The rush to farming has also changed the urban landscape. The organiponico system is a crazy quilt of small farms scattered across the thousands of lots in Havana that were left vacant by decades of severe shortages of the construction materials needed to repair the damage from hurricanes, especially Hurricane Michelle, the worst in 50 years, which hit the city hard in 2000. Instead of rebuilding businesses, Cubanos are building farms that create jobs, earn good money, and provide some of the freshest fruits and vegetables available in any city in the world, because it’s literally grown next door and picked to order.
While Cuba still isn’t out of “The Special Period,” food production is now approaching the level that Soviet-era pesticides, fertilizer, and industrial agriculture equipment made possible. In a remarkably short time, the city’s revitalized system of small farms, many no bigger than a vacant lot, now produce 10 ounces of fresh fruit and vegetables a day for each of the city’s 2.2 million residents, a healthy portion even by U.S. standards.
Cuba’s exercise in a different kind of market incentives, free of crop subsidies and commodity markets, shows that when farmers and consumers connect, growing food that’s delicious, healthy, and pesticide-free can be a very profitable exercise in free enterprise. As Michigan farmers become more interested in sustainable farming techniques and stronger connections to nearby markets, they have a very good model to learn from.
Arlin Wasserman is the Michigan Land Use Institute’s policy advisor. In 2002, he was awarded a prestigious Food and Society Policy fellowship, sponsored by the W.K. Kellogg Foundation, the Thomas Jefferson Agricultural Institute, and the Institute for Agriculture and Trade Policy. You can reach him at firstname.lastname@example.org.
About the Trip
Arlin Wasserman was part of the largest agricultural study delegation that has ever visited Cuba. The two-week fact-finding trip, sponsored by the Oakland, California-based food policy think tank Food First/Institute for Food and Development Policy, investigated Cuba’s transformation from chemical-intensive, industrial agriculture to a more sustainable and organic system. The travel group included agricultural experts, academics, and public policy people from organizations that study food security issues throughout the Western Hemisphere. They visited urban and rural farms and met with government officials, scientists, and farmers to discuss how Cuba’s experiences in revitalizing its agricultural system could be transferred to the United States and other countries.

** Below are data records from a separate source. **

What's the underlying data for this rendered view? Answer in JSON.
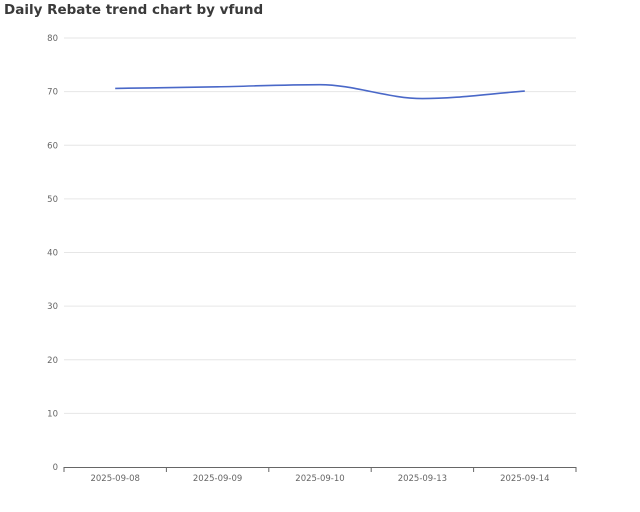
{
  "chart_data": {
    "type": "line",
    "title": "Daily Rebate trend chart by vfund",
    "xlabel": "",
    "ylabel": "",
    "categories": [
      "2025-09-08",
      "2025-09-09",
      "2025-09-10",
      "2025-09-13",
      "2025-09-14"
    ],
    "series": [
      {
        "values": [
          70.6,
          70.9,
          71.3,
          68.7,
          70.1
        ],
        "color": "#4a68c8"
      }
    ],
    "ylim": [
      0,
      80
    ],
    "yticks": [
      0,
      10,
      20,
      30,
      40,
      50,
      60,
      70,
      80
    ],
    "grid": true,
    "smooth": true
  }
}
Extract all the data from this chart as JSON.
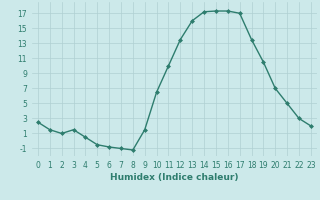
{
  "x": [
    0,
    1,
    2,
    3,
    4,
    5,
    6,
    7,
    8,
    9,
    10,
    11,
    12,
    13,
    14,
    15,
    16,
    17,
    18,
    19,
    20,
    21,
    22,
    23
  ],
  "y": [
    2.5,
    1.5,
    1.0,
    1.5,
    0.5,
    -0.5,
    -0.8,
    -1.0,
    -1.2,
    1.5,
    6.5,
    10.0,
    13.5,
    16.0,
    17.2,
    17.3,
    17.3,
    17.0,
    13.5,
    10.5,
    7.0,
    5.0,
    3.0,
    2.0
  ],
  "line_color": "#2e7d6e",
  "marker": "D",
  "marker_size": 2,
  "background_color": "#cce9ea",
  "grid_color": "#b0d0d2",
  "xlabel": "Humidex (Indice chaleur)",
  "xlim": [
    -0.5,
    23.5
  ],
  "ylim": [
    -2,
    18.5
  ],
  "xticks": [
    0,
    1,
    2,
    3,
    4,
    5,
    6,
    7,
    8,
    9,
    10,
    11,
    12,
    13,
    14,
    15,
    16,
    17,
    18,
    19,
    20,
    21,
    22,
    23
  ],
  "yticks": [
    -1,
    1,
    3,
    5,
    7,
    9,
    11,
    13,
    15,
    17
  ],
  "tick_fontsize": 5.5,
  "xlabel_fontsize": 6.5,
  "line_width": 1.0
}
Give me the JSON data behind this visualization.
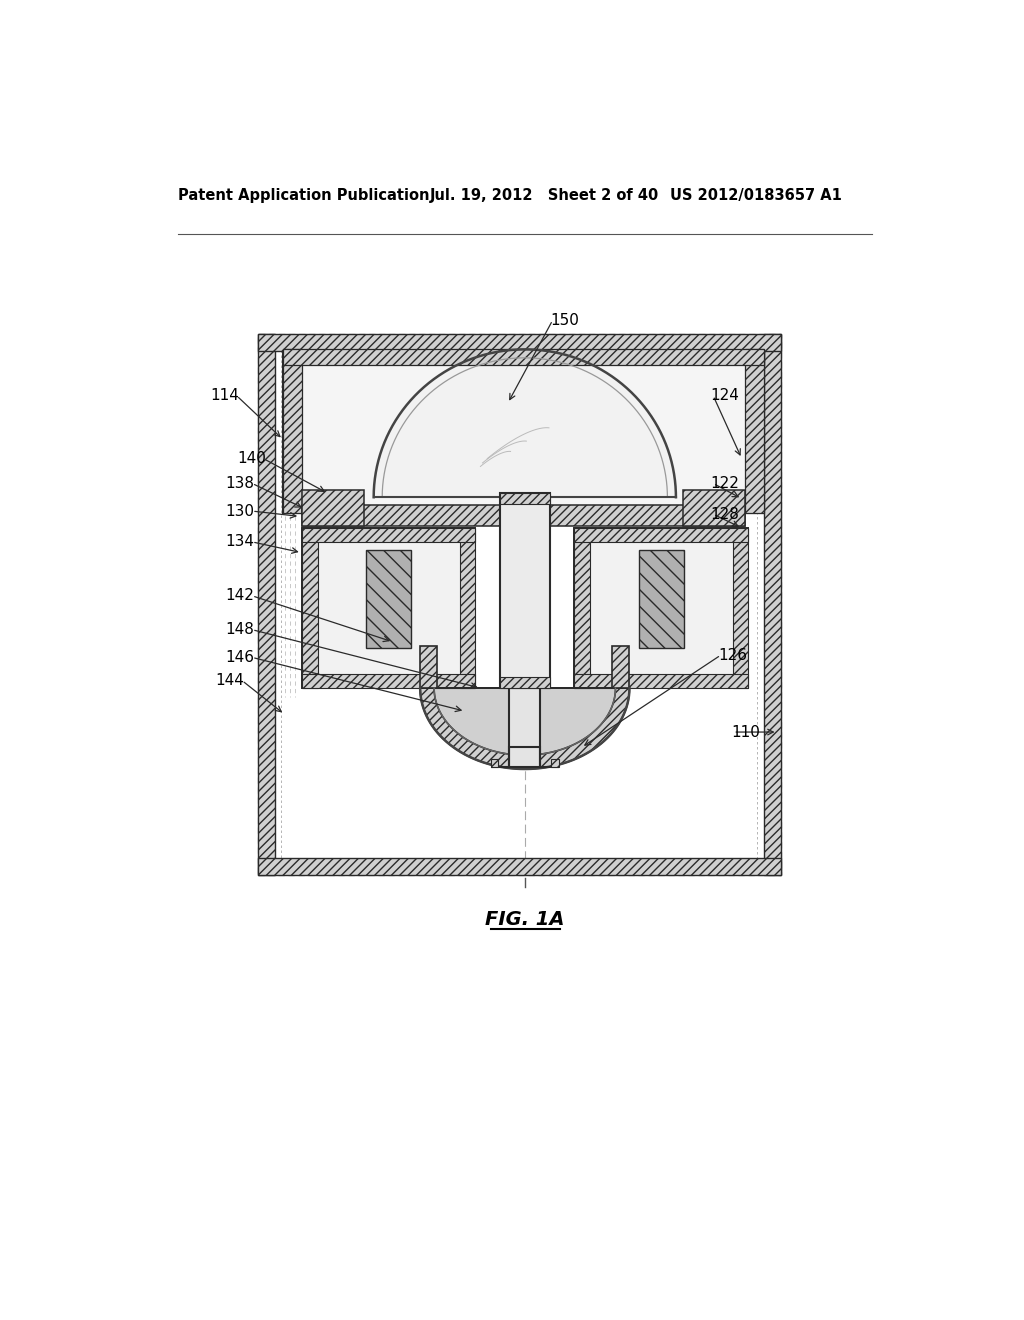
{
  "bg_color": "#ffffff",
  "header_text": "Patent Application Publication",
  "header_date": "Jul. 19, 2012   Sheet 2 of 40",
  "header_patent": "US 2012/0183657 A1",
  "figure_label": "FIG. 1A",
  "line_color": "#2a2a2a",
  "fill_light": "#eeeeee",
  "fill_medium": "#d0d0d0",
  "fill_dark": "#b0b0b0",
  "labels_data": [
    [
      "150",
      545,
      210,
      490,
      318,
      "left"
    ],
    [
      "114",
      143,
      308,
      200,
      365,
      "right"
    ],
    [
      "124",
      752,
      308,
      792,
      390,
      "left"
    ],
    [
      "140",
      178,
      390,
      258,
      435,
      "right"
    ],
    [
      "138",
      163,
      422,
      228,
      455,
      "right"
    ],
    [
      "122",
      752,
      422,
      792,
      442,
      "left"
    ],
    [
      "130",
      163,
      458,
      222,
      465,
      "right"
    ],
    [
      "128",
      752,
      462,
      792,
      480,
      "left"
    ],
    [
      "134",
      163,
      498,
      224,
      512,
      "right"
    ],
    [
      "142",
      163,
      568,
      342,
      628,
      "right"
    ],
    [
      "148",
      163,
      612,
      455,
      688,
      "right"
    ],
    [
      "146",
      163,
      648,
      435,
      718,
      "right"
    ],
    [
      "126",
      762,
      645,
      585,
      765,
      "left"
    ],
    [
      "144",
      150,
      678,
      202,
      722,
      "right"
    ],
    [
      "110",
      778,
      745,
      838,
      745,
      "left"
    ]
  ]
}
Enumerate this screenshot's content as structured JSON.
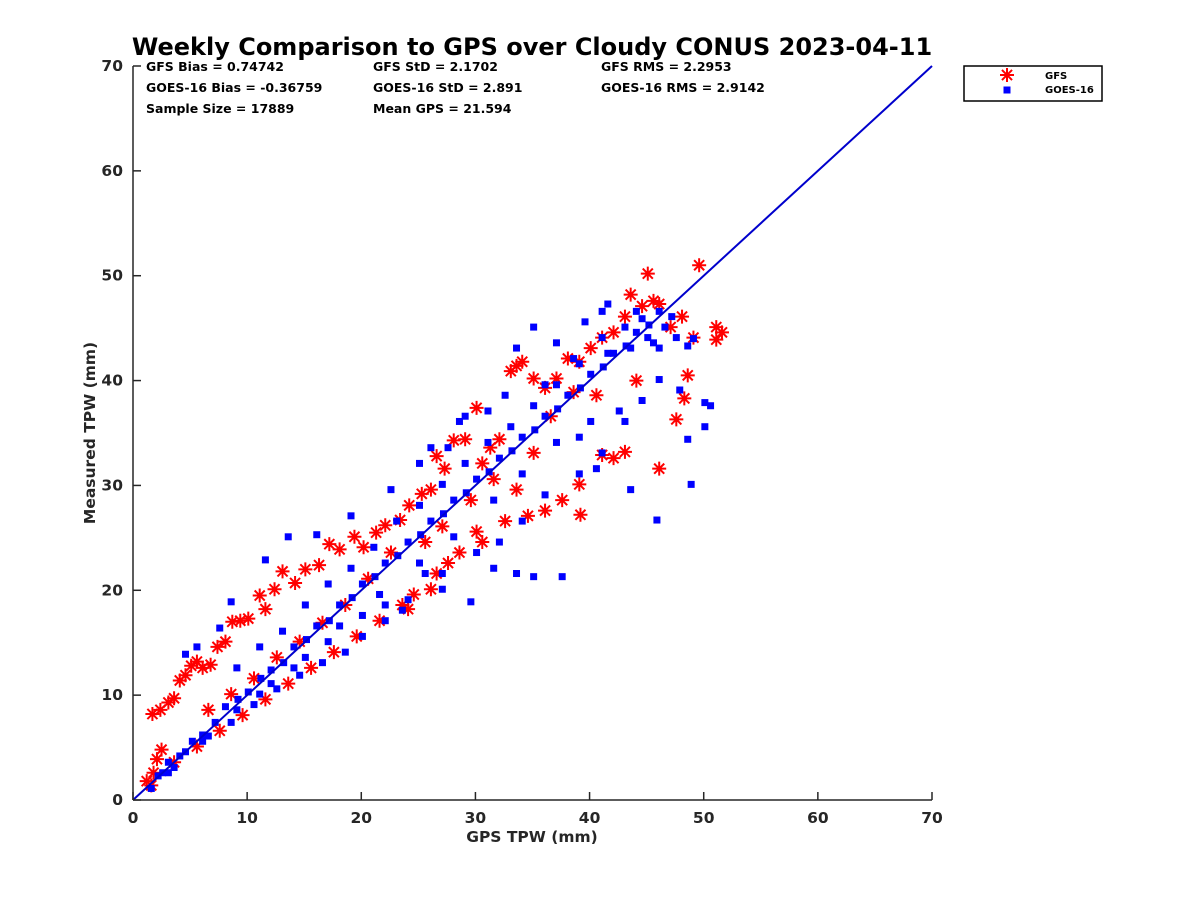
{
  "chart_data": {
    "type": "scatter",
    "title": "Weekly Comparison to GPS over Cloudy CONUS 2023-04-11",
    "xlabel": "GPS TPW (mm)",
    "ylabel": "Measured TPW (mm)",
    "xlim": [
      0,
      70
    ],
    "ylim": [
      0,
      70
    ],
    "xticks": [
      "0",
      "10",
      "20",
      "30",
      "40",
      "50",
      "60",
      "70"
    ],
    "yticks": [
      "0",
      "10",
      "20",
      "30",
      "40",
      "50",
      "60",
      "70"
    ],
    "grid": false,
    "legend_position": "outside-top-right",
    "stats": [
      [
        "GFS Bias = 0.74742",
        "GFS StD = 2.1702",
        "GFS RMS = 2.2953"
      ],
      [
        "GOES-16 Bias = -0.36759",
        "GOES-16 StD = 2.891",
        "GOES-16 RMS = 2.9142"
      ],
      [
        "Sample Size = 17889",
        "Mean GPS = 21.594",
        ""
      ]
    ],
    "reference_line": {
      "x": [
        0,
        70
      ],
      "y": [
        0,
        70
      ],
      "color": "#0000cc"
    },
    "series": [
      {
        "name": "GFS",
        "marker": "asterisk",
        "color": "#ff0000",
        "points": [
          [
            1.2,
            1.8
          ],
          [
            1.6,
            1.4
          ],
          [
            1.8,
            2.6
          ],
          [
            2.1,
            3.9
          ],
          [
            2.5,
            4.8
          ],
          [
            1.7,
            8.2
          ],
          [
            2.4,
            8.6
          ],
          [
            3.1,
            9.3
          ],
          [
            3.6,
            9.7
          ],
          [
            4.1,
            11.4
          ],
          [
            4.6,
            11.9
          ],
          [
            5.1,
            12.8
          ],
          [
            5.6,
            13.2
          ],
          [
            6.1,
            12.6
          ],
          [
            6.8,
            12.9
          ],
          [
            7.4,
            14.6
          ],
          [
            8.1,
            15.1
          ],
          [
            8.7,
            17.0
          ],
          [
            9.4,
            17.1
          ],
          [
            10.1,
            17.3
          ],
          [
            11.1,
            19.5
          ],
          [
            11.6,
            18.2
          ],
          [
            12.4,
            20.1
          ],
          [
            13.1,
            21.8
          ],
          [
            14.2,
            20.7
          ],
          [
            15.1,
            22.0
          ],
          [
            16.3,
            22.4
          ],
          [
            17.2,
            24.4
          ],
          [
            18.1,
            23.9
          ],
          [
            19.4,
            25.1
          ],
          [
            20.2,
            24.1
          ],
          [
            21.3,
            25.5
          ],
          [
            22.1,
            26.2
          ],
          [
            23.4,
            26.7
          ],
          [
            24.2,
            28.1
          ],
          [
            25.3,
            29.2
          ],
          [
            26.1,
            29.6
          ],
          [
            26.6,
            32.8
          ],
          [
            27.3,
            31.6
          ],
          [
            28.1,
            34.3
          ],
          [
            29.1,
            34.4
          ],
          [
            30.1,
            37.4
          ],
          [
            30.6,
            32.1
          ],
          [
            31.3,
            33.6
          ],
          [
            32.1,
            34.4
          ],
          [
            33.1,
            40.9
          ],
          [
            33.6,
            41.4
          ],
          [
            34.1,
            41.8
          ],
          [
            35.1,
            40.2
          ],
          [
            36.1,
            39.3
          ],
          [
            37.1,
            40.2
          ],
          [
            38.1,
            42.1
          ],
          [
            39.1,
            41.8
          ],
          [
            40.1,
            43.1
          ],
          [
            41.1,
            44.1
          ],
          [
            42.1,
            44.6
          ],
          [
            43.1,
            46.1
          ],
          [
            43.6,
            48.2
          ],
          [
            44.6,
            47.1
          ],
          [
            45.1,
            50.2
          ],
          [
            45.6,
            47.6
          ],
          [
            46.1,
            47.3
          ],
          [
            47.1,
            45.1
          ],
          [
            48.1,
            46.1
          ],
          [
            49.1,
            44.1
          ],
          [
            49.6,
            51.0
          ],
          [
            51.1,
            45.1
          ],
          [
            51.6,
            44.6
          ],
          [
            51.1,
            43.9
          ],
          [
            48.6,
            40.5
          ],
          [
            48.3,
            38.3
          ],
          [
            47.6,
            36.3
          ],
          [
            46.1,
            31.6
          ],
          [
            42.1,
            32.6
          ],
          [
            41.1,
            32.9
          ],
          [
            39.1,
            30.1
          ],
          [
            37.6,
            28.6
          ],
          [
            36.1,
            27.6
          ],
          [
            34.6,
            27.1
          ],
          [
            32.6,
            26.6
          ],
          [
            30.6,
            24.6
          ],
          [
            28.6,
            23.6
          ],
          [
            27.6,
            22.6
          ],
          [
            26.6,
            21.6
          ],
          [
            24.6,
            19.6
          ],
          [
            23.6,
            18.6
          ],
          [
            21.6,
            17.1
          ],
          [
            19.6,
            15.6
          ],
          [
            17.6,
            14.1
          ],
          [
            15.6,
            12.6
          ],
          [
            13.6,
            11.1
          ],
          [
            11.6,
            9.6
          ],
          [
            9.6,
            8.1
          ],
          [
            7.6,
            6.6
          ],
          [
            5.6,
            5.1
          ],
          [
            3.6,
            3.6
          ],
          [
            24.1,
            18.2
          ],
          [
            26.1,
            20.1
          ],
          [
            30.1,
            25.6
          ],
          [
            33.6,
            29.6
          ],
          [
            39.2,
            27.2
          ],
          [
            43.1,
            33.2
          ],
          [
            44.1,
            40.0
          ],
          [
            40.6,
            38.6
          ],
          [
            38.6,
            38.9
          ],
          [
            36.6,
            36.6
          ],
          [
            35.1,
            33.1
          ],
          [
            31.6,
            30.6
          ],
          [
            29.6,
            28.6
          ],
          [
            27.1,
            26.1
          ],
          [
            25.6,
            24.6
          ],
          [
            22.6,
            23.6
          ],
          [
            20.6,
            21.1
          ],
          [
            18.6,
            18.6
          ],
          [
            16.6,
            16.9
          ],
          [
            14.6,
            15.1
          ],
          [
            12.6,
            13.6
          ],
          [
            10.6,
            11.6
          ],
          [
            8.6,
            10.1
          ],
          [
            6.6,
            8.6
          ]
        ]
      },
      {
        "name": "GOES-16",
        "marker": "square",
        "color": "#0000ff",
        "points": [
          [
            1.6,
            1.1
          ],
          [
            2.2,
            2.3
          ],
          [
            3.1,
            3.6
          ],
          [
            4.1,
            4.2
          ],
          [
            5.2,
            5.6
          ],
          [
            6.1,
            6.2
          ],
          [
            7.2,
            7.4
          ],
          [
            8.1,
            8.9
          ],
          [
            9.2,
            9.6
          ],
          [
            10.1,
            10.3
          ],
          [
            11.2,
            11.6
          ],
          [
            12.1,
            12.4
          ],
          [
            13.2,
            13.1
          ],
          [
            14.1,
            14.6
          ],
          [
            15.2,
            15.3
          ],
          [
            16.1,
            16.6
          ],
          [
            17.2,
            17.1
          ],
          [
            18.1,
            18.6
          ],
          [
            19.2,
            19.3
          ],
          [
            20.1,
            20.6
          ],
          [
            21.2,
            21.3
          ],
          [
            22.1,
            22.6
          ],
          [
            23.2,
            23.3
          ],
          [
            24.1,
            24.6
          ],
          [
            25.2,
            25.3
          ],
          [
            26.1,
            26.6
          ],
          [
            27.2,
            27.3
          ],
          [
            28.1,
            28.6
          ],
          [
            29.2,
            29.3
          ],
          [
            30.1,
            30.6
          ],
          [
            31.2,
            31.3
          ],
          [
            32.1,
            32.6
          ],
          [
            33.2,
            33.3
          ],
          [
            34.1,
            34.6
          ],
          [
            35.2,
            35.3
          ],
          [
            36.1,
            36.6
          ],
          [
            37.2,
            37.3
          ],
          [
            38.1,
            38.6
          ],
          [
            39.2,
            39.3
          ],
          [
            40.1,
            40.6
          ],
          [
            41.2,
            41.3
          ],
          [
            42.1,
            42.6
          ],
          [
            43.2,
            43.3
          ],
          [
            44.1,
            44.6
          ],
          [
            45.2,
            45.3
          ],
          [
            46.1,
            46.6
          ],
          [
            47.2,
            46.1
          ],
          [
            41.1,
            46.6
          ],
          [
            41.6,
            47.3
          ],
          [
            35.1,
            45.1
          ],
          [
            4.6,
            13.9
          ],
          [
            5.6,
            14.6
          ],
          [
            7.6,
            16.4
          ],
          [
            8.6,
            18.9
          ],
          [
            11.6,
            22.9
          ],
          [
            13.6,
            25.1
          ],
          [
            16.1,
            25.3
          ],
          [
            19.1,
            27.1
          ],
          [
            22.6,
            29.6
          ],
          [
            25.1,
            32.1
          ],
          [
            27.6,
            33.6
          ],
          [
            29.1,
            36.6
          ],
          [
            32.6,
            38.6
          ],
          [
            33.6,
            43.1
          ],
          [
            37.1,
            43.6
          ],
          [
            39.6,
            45.6
          ],
          [
            44.6,
            45.9
          ],
          [
            47.6,
            44.1
          ],
          [
            49.1,
            44.0
          ],
          [
            48.6,
            43.3
          ],
          [
            47.9,
            39.1
          ],
          [
            50.1,
            37.9
          ],
          [
            50.6,
            37.6
          ],
          [
            50.1,
            35.6
          ],
          [
            48.6,
            34.4
          ],
          [
            48.9,
            30.1
          ],
          [
            45.9,
            26.7
          ],
          [
            43.6,
            29.6
          ],
          [
            40.6,
            31.6
          ],
          [
            39.1,
            34.6
          ],
          [
            37.6,
            21.3
          ],
          [
            35.1,
            21.3
          ],
          [
            33.6,
            21.6
          ],
          [
            31.6,
            22.1
          ],
          [
            29.6,
            18.9
          ],
          [
            27.1,
            20.1
          ],
          [
            25.6,
            21.6
          ],
          [
            23.6,
            18.1
          ],
          [
            22.1,
            17.1
          ],
          [
            20.1,
            15.6
          ],
          [
            18.6,
            14.1
          ],
          [
            16.6,
            13.1
          ],
          [
            14.6,
            11.9
          ],
          [
            12.6,
            10.6
          ],
          [
            10.6,
            9.1
          ],
          [
            8.6,
            7.4
          ],
          [
            6.6,
            6.1
          ],
          [
            4.6,
            4.6
          ],
          [
            3.6,
            3.1
          ],
          [
            2.6,
            2.6
          ],
          [
            26.1,
            33.6
          ],
          [
            28.6,
            36.1
          ],
          [
            31.1,
            37.1
          ],
          [
            36.1,
            39.6
          ],
          [
            38.6,
            42.1
          ],
          [
            41.6,
            42.6
          ],
          [
            43.6,
            43.1
          ],
          [
            45.6,
            43.6
          ],
          [
            46.6,
            45.1
          ],
          [
            46.1,
            40.1
          ],
          [
            44.6,
            38.1
          ],
          [
            42.6,
            37.1
          ],
          [
            40.1,
            36.1
          ],
          [
            37.1,
            34.1
          ],
          [
            34.1,
            31.1
          ],
          [
            31.6,
            28.6
          ],
          [
            28.1,
            25.1
          ],
          [
            25.1,
            22.6
          ],
          [
            21.6,
            19.6
          ],
          [
            18.1,
            16.6
          ],
          [
            15.1,
            13.6
          ],
          [
            12.1,
            11.1
          ],
          [
            9.1,
            8.6
          ],
          [
            6.1,
            5.6
          ],
          [
            3.1,
            2.6
          ],
          [
            9.1,
            12.6
          ],
          [
            11.1,
            14.6
          ],
          [
            13.1,
            16.1
          ],
          [
            15.1,
            18.6
          ],
          [
            17.1,
            20.6
          ],
          [
            19.1,
            22.1
          ],
          [
            21.1,
            24.1
          ],
          [
            23.1,
            26.6
          ],
          [
            25.1,
            28.1
          ],
          [
            27.1,
            30.1
          ],
          [
            29.1,
            32.1
          ],
          [
            31.1,
            34.1
          ],
          [
            33.1,
            35.6
          ],
          [
            35.1,
            37.6
          ],
          [
            37.1,
            39.6
          ],
          [
            39.1,
            41.6
          ],
          [
            41.1,
            44.1
          ],
          [
            43.1,
            45.1
          ],
          [
            44.1,
            46.6
          ],
          [
            45.1,
            44.1
          ],
          [
            46.1,
            43.1
          ],
          [
            43.1,
            36.1
          ],
          [
            41.1,
            33.1
          ],
          [
            39.1,
            31.1
          ],
          [
            36.1,
            29.1
          ],
          [
            34.1,
            26.6
          ],
          [
            32.1,
            24.6
          ],
          [
            30.1,
            23.6
          ],
          [
            27.1,
            21.6
          ],
          [
            24.1,
            19.1
          ],
          [
            22.1,
            18.6
          ],
          [
            20.1,
            17.6
          ],
          [
            17.1,
            15.1
          ],
          [
            14.1,
            12.6
          ],
          [
            11.1,
            10.1
          ]
        ]
      }
    ]
  },
  "legend": {
    "items": [
      {
        "label": "GFS",
        "marker": "asterisk",
        "color": "#ff0000"
      },
      {
        "label": "GOES-16",
        "marker": "square",
        "color": "#0000ff"
      }
    ]
  }
}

This was the fifth delegation organized by Food First, which has been participating in Cuba’s agricultural transformation since 1994. Last year the group published Sustainable Agriculture and Resistance: Transforming Food Production in Cuba, a book largely written by the Cuban agriculture experts involved with this transformation. For more information, visit http://www.foodfirst.org/cuba/cubatripinfo.
On March 24, 2003, two weeks after Arlin returned from the study tour, the Bush administration barred Americans from visiting Cuba for educational purposes, ending a 12-year program of cultural and professional exchange.